Michelle traveled to Philadelphia in February to lead a taiko storytelling workshop for the Asian American community as part of Asian Arts Initiative’s The Beat of Resistance exhibition.
After nearly three years of community engagement and development, Constant State of Otherness was scheduled to culminate in a tour across the country in May 2020. The pandemic forced us to put the tour on the backburner and reimagine the project as a series of video diaries and online performances in 2020 and 2021.
One week before COVID shutdowns in March, we shifted our live performance to a livestream platform hosted by New Expressive Works called Otherness: Togetherness. This performance was planned to feature our collaborators, installation artist, Horatio Law, and musician, Joe Kye. We remained steadfast and committed to represent our respective identity stories as Asian Americans as we sensed the foreboding anti-Asian sentiments that were beginning to surface from fear.
In May, one of our commissioning partners, Dance Place, hosted a virtual presentation. We talked about our artistic process, otherness journeys, debuted otherness video diaries and video works that were modified from excerpts of our live performance. Dance Place also provided an online platform for us to continue to gather stories of otherness from their community.
2021
Throughout our creative process, we heard many stories in response to the questions we asked community members: How have you othered others? How have you othered yourself? How have you been othered? Several words were repeated in our conversations: displacement, loneliness, belonging, home, distancing, isolation. The experiences of pandemic shut down and distancing and rising violence against Asian Americans brought these themes viscerally into the present, and we knew we needed to continue to develop the project as our experiences of otherness continued to evolve.
Through 2021 our ensemble worked both virtually and in person, looking toward 2022 with hope that we could finally share this project with a live audience. Some of our activities included:
- Spring 2021: Michelle and Toru taught an online class through Caldera Arts’s Youth Program which included diary writing, conversation, and storytelling.
- May 2021: We received MAP Fund to support our debut of Constant State of Otherness.
- June 2021: We received New England Foundation for the Arts National Theatre Project Award to support continued creative work and final production.
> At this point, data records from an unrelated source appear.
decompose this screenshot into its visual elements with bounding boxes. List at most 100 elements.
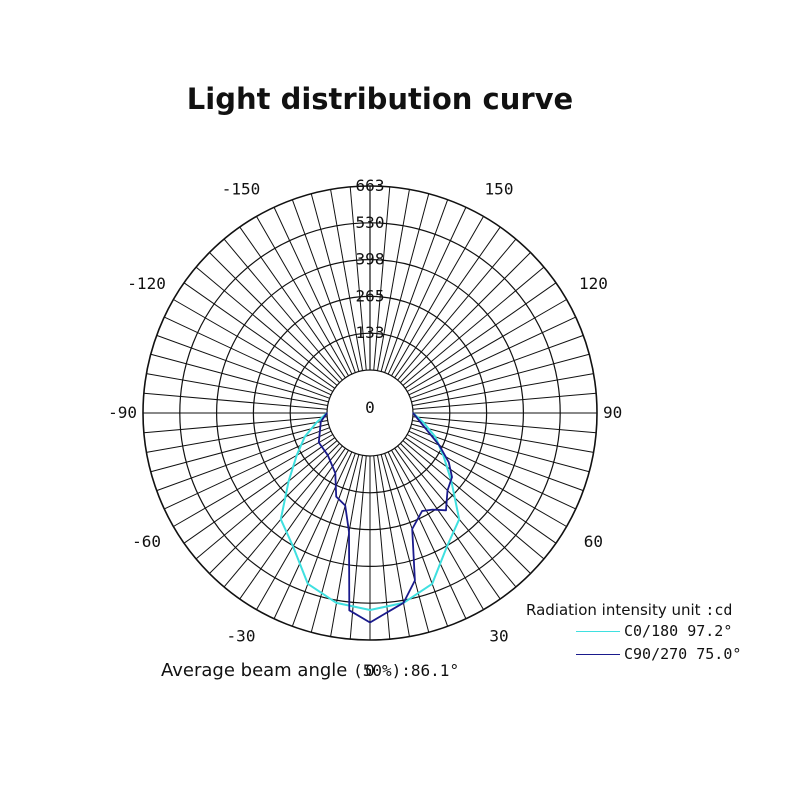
data-point	[327, 454, 329, 456]
angle-label: 60	[584, 532, 603, 551]
data-point	[421, 510, 423, 512]
grid-spoke	[376, 189, 410, 371]
average-beam-angle: Average beam angle (50%):86.1°	[161, 660, 459, 681]
grid-spoke	[384, 199, 449, 373]
grid-spoke	[223, 238, 343, 381]
angle-label: -150	[222, 180, 261, 199]
data-point	[446, 545, 448, 547]
polar-labels: 0 133 265 398 530 663 0 30 60 90 120 150 -30 -60 -90 -1…	[108, 176, 622, 680]
legend-series-name: C0/180	[624, 622, 679, 640]
grid-spoke	[223, 445, 343, 588]
grid-spoke	[143, 416, 328, 434]
unit-text: Radiation intensity unit	[526, 601, 701, 619]
grid-spoke	[394, 447, 501, 600]
grid-spoke	[183, 282, 336, 389]
angle-label: 150	[485, 180, 514, 199]
grid-spoke	[402, 440, 545, 560]
data-point	[280, 518, 282, 520]
grid-spoke	[387, 451, 467, 619]
data-point	[438, 444, 440, 446]
grid-spoke	[173, 434, 334, 527]
data-point	[296, 454, 298, 456]
grid-spoke	[291, 199, 356, 373]
grid-spoke	[256, 449, 349, 610]
data-point	[424, 427, 426, 429]
grid-spoke	[412, 419, 594, 453]
angle-label: -60	[132, 532, 161, 551]
data-point	[431, 583, 433, 585]
data-point	[320, 421, 322, 423]
data-point	[442, 454, 444, 456]
data-point	[307, 583, 309, 585]
data-point	[422, 421, 424, 423]
grid-spoke	[404, 282, 557, 389]
grid-spoke	[349, 455, 367, 640]
angle-label: 30	[489, 626, 508, 645]
beam-angle-label: Average beam angle	[161, 660, 348, 681]
data-point	[369, 621, 371, 624]
legend-entry-c0: C0/180 97.2°	[526, 621, 796, 642]
grid-spoke	[391, 449, 484, 610]
data-point	[326, 412, 328, 414]
radial-tick-label: 133	[356, 323, 385, 342]
data-point	[304, 436, 306, 438]
data-point	[344, 504, 346, 507]
grid-spoke	[146, 373, 328, 407]
angle-label: -30	[227, 626, 256, 645]
chart-title: Light distribution curve	[186, 82, 574, 116]
angle-label: -120	[127, 274, 166, 293]
grid-spoke	[256, 216, 349, 377]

- December 2021: We hosted Stories of Resilience: Otherness, Safety, Healing – new otherness video diaries created by Unit Souzou ensemble members as part of another creative project focused on safety in public, RHYTHM. This intersection illuminated new dimensions of otherness.
2022
Our ensemble gathered in Portland for residencies at New Expressive Works in February and March. During this time the final performance took shape. We honed older performance material developed since 2019, created new material, and worked with our designers, collaborators and producing partners to ready the project for performance and tour.